It is well-known that expected utility has empirical deficiencies. Prospect theory has developed as an alternative with more descriptive validity. This study elicits utility of life duration in a framework that is robust to violations of expected utility. In addition, our method allows for a parameter-free measurement of loss aversion and probability weighting for both gains and losses. Finally, we are the first measure utility of life duration and event weighting in the case of uncertainty.
We conducted individual experiments where respondents had to make choices using health outcomes, which included a treatment with known probabilities and a treatment with unknown, imprecise, probabilities. First, when comparing these treatments, we found evidence for uncertainty aversion for mixed prospects. Despite this, the two treatments showed the same general pattern: concave utility for gains, convex utility for losses, and steeper utility for losses than for gains. Hence, our findings confirm the S-shaped utility that has often been observed for monetary outcomes. The amount of loss aversion was not significantly different between the treatments, with median loss aversion coefficients varying between 1.4 and 1.8 (depending on the specific definition used).
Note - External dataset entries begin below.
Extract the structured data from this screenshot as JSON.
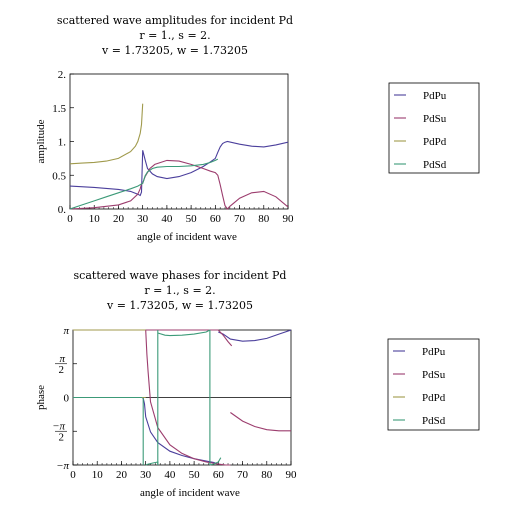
{
  "colors": {
    "PdPu": "#4b3f9c",
    "PdSu": "#9c3d6e",
    "PdPd": "#a09a4c",
    "PdSd": "#3c9a78"
  },
  "chart_data": [
    {
      "type": "line",
      "title": "scattered wave amplitudes for incident Pd",
      "subtitle_line1": "r = 1., s = 2.",
      "subtitle_line2": "v = 1.73205, w = 1.73205",
      "xlabel": "angle of incident wave",
      "ylabel": "amplitude",
      "xlim": [
        0,
        90
      ],
      "ylim": [
        0,
        2
      ],
      "xticks": [
        "0",
        "10",
        "20",
        "30",
        "40",
        "50",
        "60",
        "70",
        "80",
        "90"
      ],
      "yticks": [
        "0.",
        "0.5",
        "1.",
        "1.5",
        "2."
      ],
      "legend": [
        "PdPu",
        "PdSu",
        "PdPd",
        "PdSd"
      ],
      "legend_position": "right",
      "series": [
        {
          "name": "PdPu",
          "x": [
            0,
            10,
            20,
            25,
            28,
            29,
            29.5,
            30,
            31,
            32,
            34,
            36,
            40,
            45,
            50,
            55,
            58,
            60,
            61,
            62,
            63,
            64,
            65,
            70,
            75,
            80,
            85,
            90
          ],
          "y": [
            0.34,
            0.32,
            0.29,
            0.26,
            0.22,
            0.2,
            0.25,
            0.87,
            0.73,
            0.6,
            0.52,
            0.48,
            0.45,
            0.48,
            0.54,
            0.63,
            0.7,
            0.75,
            0.84,
            0.92,
            0.97,
            0.99,
            1.0,
            0.96,
            0.93,
            0.92,
            0.95,
            0.99
          ]
        },
        {
          "name": "PdSu",
          "x": [
            0,
            10,
            20,
            25,
            28,
            29,
            29.5,
            30,
            31,
            33,
            35,
            40,
            45,
            50,
            55,
            58,
            60,
            61,
            62,
            63,
            64,
            65,
            66,
            68,
            70,
            75,
            80,
            85,
            90
          ],
          "y": [
            0.0,
            0.02,
            0.06,
            0.12,
            0.22,
            0.3,
            0.37,
            0.38,
            0.48,
            0.6,
            0.66,
            0.72,
            0.71,
            0.66,
            0.6,
            0.56,
            0.54,
            0.5,
            0.36,
            0.2,
            0.05,
            0.0,
            0.04,
            0.1,
            0.16,
            0.24,
            0.26,
            0.18,
            0.03
          ]
        },
        {
          "name": "PdPd",
          "x": [
            0,
            5,
            10,
            15,
            20,
            25,
            27,
            28,
            29,
            29.5,
            30
          ],
          "y": [
            0.67,
            0.68,
            0.69,
            0.71,
            0.75,
            0.85,
            0.93,
            1.0,
            1.12,
            1.25,
            1.56
          ]
        },
        {
          "name": "PdSd",
          "x": [
            0,
            5,
            10,
            15,
            20,
            25,
            28,
            29,
            29.5,
            30,
            31,
            32,
            34,
            36,
            40,
            45,
            50,
            55,
            58,
            60,
            61
          ],
          "y": [
            0.0,
            0.06,
            0.12,
            0.18,
            0.24,
            0.3,
            0.34,
            0.36,
            0.37,
            0.38,
            0.49,
            0.55,
            0.6,
            0.62,
            0.63,
            0.63,
            0.64,
            0.66,
            0.69,
            0.72,
            0.74
          ]
        }
      ]
    },
    {
      "type": "line",
      "title": "scattered wave phases for incident Pd",
      "subtitle_line1": "r = 1., s = 2.",
      "subtitle_line2": "v = 1.73205, w = 1.73205",
      "xlabel": "angle of incident wave",
      "ylabel": "phase",
      "xlim": [
        0,
        90
      ],
      "ylim": [
        -3.14159,
        3.14159
      ],
      "xticks": [
        "0",
        "10",
        "20",
        "30",
        "40",
        "50",
        "60",
        "70",
        "80",
        "90"
      ],
      "yticks": [
        "−π",
        "−π/2",
        "0",
        "π/2",
        "π"
      ],
      "legend": [
        "PdPu",
        "PdSu",
        "PdPd",
        "PdSd"
      ],
      "legend_position": "right",
      "series": [
        {
          "name": "PdPu",
          "segments": [
            {
              "x": [
                0,
                10,
                20,
                27,
                28.5,
                29,
                29.5,
                30,
                32,
                35,
                40,
                45,
                50,
                55,
                58,
                60
              ],
              "y": [
                0,
                0,
                0,
                0,
                0,
                -0.03,
                -0.3,
                -0.9,
                -1.6,
                -2.1,
                -2.5,
                -2.7,
                -2.85,
                -2.96,
                -3.02,
                -3.1
              ]
            },
            {
              "x": [
                60,
                62,
                65,
                70,
                75,
                80,
                85,
                90
              ],
              "y": [
                3.05,
                2.95,
                2.72,
                2.62,
                2.65,
                2.75,
                2.95,
                3.14
              ]
            }
          ]
        },
        {
          "name": "PdSu",
          "segments": [
            {
              "x": [
                0,
                10,
                20,
                28.5,
                29
              ],
              "y": [
                0,
                0,
                0,
                0,
                0
              ]
            },
            {
              "x": [
                30,
                30.5,
                31,
                32,
                35,
                40,
                45,
                50,
                55,
                60,
                63,
                65
              ],
              "y": [
                3.14,
                2.0,
                1.2,
                -0.2,
                -1.4,
                -2.2,
                -2.6,
                -2.85,
                -3.0,
                -3.1,
                -3.14,
                -3.14
              ]
            },
            {
              "x": [
                30,
                34,
                40,
                45,
                50,
                55,
                60,
                62,
                64,
                65.5
              ],
              "y": [
                3.14,
                3.14,
                3.14,
                3.14,
                3.14,
                3.14,
                3.14,
                2.9,
                2.6,
                2.4
              ]
            },
            {
              "x": [
                65,
                70,
                75,
                80,
                85,
                90
              ],
              "y": [
                -0.7,
                -1.1,
                -1.35,
                -1.5,
                -1.55,
                -1.55
              ]
            }
          ]
        },
        {
          "name": "PdPd",
          "segments": [
            {
              "x": [
                0,
                10,
                20,
                28,
                29.5,
                30
              ],
              "y": [
                0,
                0,
                0,
                0,
                0,
                0
              ]
            },
            {
              "x": [
                0,
                5,
                10,
                15,
                20,
                25,
                28,
                29.5,
                30
              ],
              "y": [
                3.14,
                3.14,
                3.14,
                3.14,
                3.14,
                3.14,
                3.14,
                3.14,
                3.14
              ]
            }
          ]
        },
        {
          "name": "PdSd",
          "segments": [
            {
              "x": [
                0,
                10,
                20,
                28.5
              ],
              "y": [
                0,
                0,
                0,
                0
              ]
            },
            {
              "x": [
                29,
                29
              ],
              "y": [
                0,
                -3.14
              ]
            },
            {
              "x": [
                30,
                31,
                33,
                35,
                35
              ],
              "y": [
                -3.14,
                -3.1,
                -3.05,
                -3.0,
                -3.14
              ]
            },
            {
              "x": [
                35,
                35
              ],
              "y": [
                -3.14,
                3.14
              ]
            },
            {
              "x": [
                35,
                38,
                40,
                45,
                50,
                55,
                56.5
              ],
              "y": [
                3.0,
                2.9,
                2.88,
                2.9,
                2.95,
                3.05,
                3.14
              ]
            },
            {
              "x": [
                56.5,
                56.5
              ],
              "y": [
                3.14,
                -3.14
              ]
            },
            {
              "x": [
                56.5,
                58,
                60,
                61
              ],
              "y": [
                -3.14,
                -3.1,
                -3.0,
                -2.8
              ]
            }
          ]
        }
      ]
    }
  ]
}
The probability weighting functions showed the usual inverse S-shape, indicating overweighting of small probabilities and underweighting of large probabilities, both for gains and for losses. When comparing decision weights under risk and uncertainty, we found a significant difference for gains, but only for probability 0.5, the case of the classical Ellsberg urn. For losses, event weighting differed from probability weighting for small probabilities.
In conclusion, our data are supportive of prospect theory and source dependence in the health domain. Moreover, our findings suggest that differences between risk and uncertainty for life years is mainly due to difference in event weighting, especially for lost life years.